En fait, c’est un peu plus compliqué — la modernité poétique, me semble-t-il, a plutôt proposé trois variantes d’un tel individualisme : 1) Relativiste. Le poème vaut parce qu’une personne l’a écrit. En temps que lecteur, refusez-vous à le critiquer, il est à prendre ou à laisser — la singularité qui s’y exprime ayant une valeur non négociable. Vous le trouvez faible, et alors ? Qui êtes-vous pour juger ? « Des goûts et des couleurs, etc. » 2) Aristocratique. Le poème vaut parce que la singularité qui s’y exprime a une valeur particulière : certains poètes sont des génies. Admirez-les sans condition (surtout sans condition de réciprocité, n’est-ce pas). 3) Anarchiste. Le poème est le fruit d’une personne ayant acquis une certaine autonomie dans la langue. Si vous n’êtes pas vous-même autonome, servez-vous de son texte pour vous approcher de votre propre majorité linguistique. Critiquer n’est pas défendu, mais n’aurait guère d’intérêt : si vous êtes en moyen de le faire c’est que vous êtes déjà autonome, alors associez-vous plutôt à ce producteur pour (dans la mesure où vous êtes complémentaires) monter une commune de poètes, et aider ceux qui ne le sont pas à le devenir.

L’ouvrage de Guillaume Peureux ne s’intéresse évidemment pas à cela : pardonnez mes divagations. Son enjeu propre est d’intervenir dans le champ de la recherche, et de contribuer à « contredire tout imaginaire du ‘clacissisme’, l’idée d’une poésie dominante au XVIIe siècle qui serait formellement et linguistiquement stable » (De main en main, p. 271) : la « socialisation des poèmes, leur passage de main en main dans les phases pré-éditoriales, en cours d’édition et dans les phases post-éditoriales les exposaient à une variabilité généralement sous-estimée et à l’étiolement de la figure d’auteur tel que nous la concevons ordinairement » (De main en main, p. 272). Mais à nous, lecteurs et producteurs de poèmes aujourd’hui, il nous pose ces questions cruciales : Qu’est-ce qui est censé valoir, dans nos textes ? Cette valeur répond-elle à des règles partagées, partageables ? Quel type de réception voulons-nous ? Que devons-nous, que pouvons-nous faire, une fois le livre en main ?

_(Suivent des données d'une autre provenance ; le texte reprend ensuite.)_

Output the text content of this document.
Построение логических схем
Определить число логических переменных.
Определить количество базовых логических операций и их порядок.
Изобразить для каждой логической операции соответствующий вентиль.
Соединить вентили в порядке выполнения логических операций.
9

Guillaume Peureux, De main en main. Poètes, poèmes et lecteurs au XVIIe siècle, Hermann, avril 2021, 402 p., 40 €

* Voir notamment Sophie Rabau, L’Art d’assaisonner les textes. Théorie et pratique de l’interpolation (Anarchasis, 2020). Dans cet ouvrage, l’autrice plaide pour « une nouvelle vision de la littérature où on admettait qu’une œuvre se réalise en plusieurs variantes, plusieurs objets d’immanence […] dont aucun n’est préférable à l’autre. » (p. 490).